Watson contacted a reporter about a week ago to share an “obit” he wrote knowing his death was imminent. He highlighted the dozens of awards earned by the Gloucester Times, where he cheerfully pounded nails into the wall to hang the awards, which eventually grew to 35 feet long.
Watson was also known for his physical prowess; he ran up Mount Washington and skied down its Tuckerman Ravine after hiking up the mountain with his ski gear.
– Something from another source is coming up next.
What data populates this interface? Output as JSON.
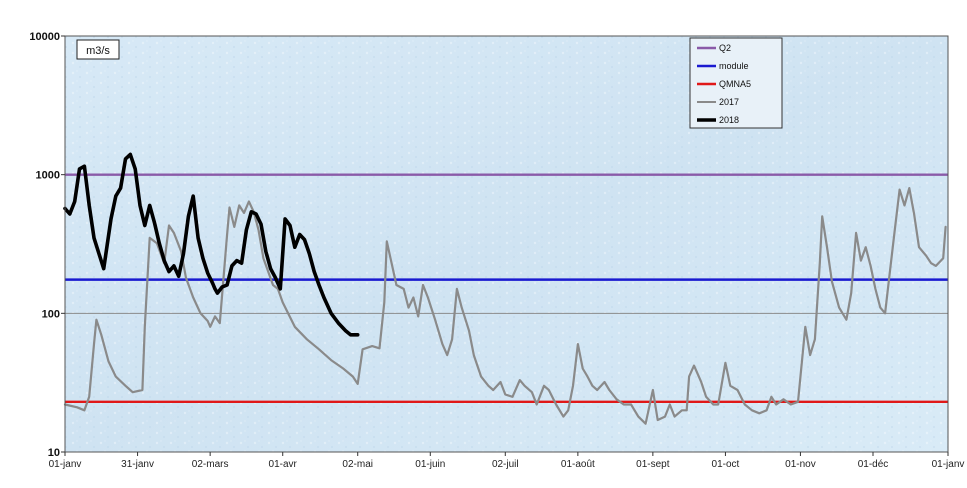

He was an avid sailor and played quarterback for more than 15 years at Sunday morning football games at Evans Field.
Just 18 months ago, he ran up Mount Washington during the 52nd Run to the Clouds, an all-uphill 7.6 mile run to the summit of the highest peak in the Northeast.
Two months later, he confronted a diagnosis of brain cancer, but he underwent intense treatment, and it wasn’t long before he returned to running around town.
He was born in Leominster to a mother who was a Latin teacher and a father who worked as reporter for 30 years at the Fitchburg Sentinel and previously the Worcester Telegram.
Watson graduated from the University of Massachusetts in 1961 with a degree in political science. He served six months in the Army Reserve before landing his first newspaper job as an editor of several weeklies in the Worcester area. But in 1963, he found a job as a daily reporter at the former Beverly Times. During a recent interview at his home, he recalled how one of his first assignments was to get local reaction to the assassination of President John F. Kennedy.
He left the paper in 1969 to work as editor for a sailboat racing magazine. After covering America’s Cup trials in 1970, he took the job as editor of the Gloucester Daily Times. Even when he went on to larger executive roles, he remained close to the Cape Ann newspaper, always providing tips and story ideas to the reporters.
Watson nurtured a close bond with his two sons, Seth and Jared.
“We may have a small biological family, but we have a huge extended family with people all over the place because of how he opened up this house to so many young people,” said 43-year-old Jared. “This house was just so much fun all the time.”
Instead of using his authority in the workplace, he influenced those he oversaw by leading the way, Seth said.
“The person we saw was pretty much the person everyone else saw,” he said. “There was a consistent face that he presented to everybody.”
The family is planning a memorial service, although a date has not yet been set.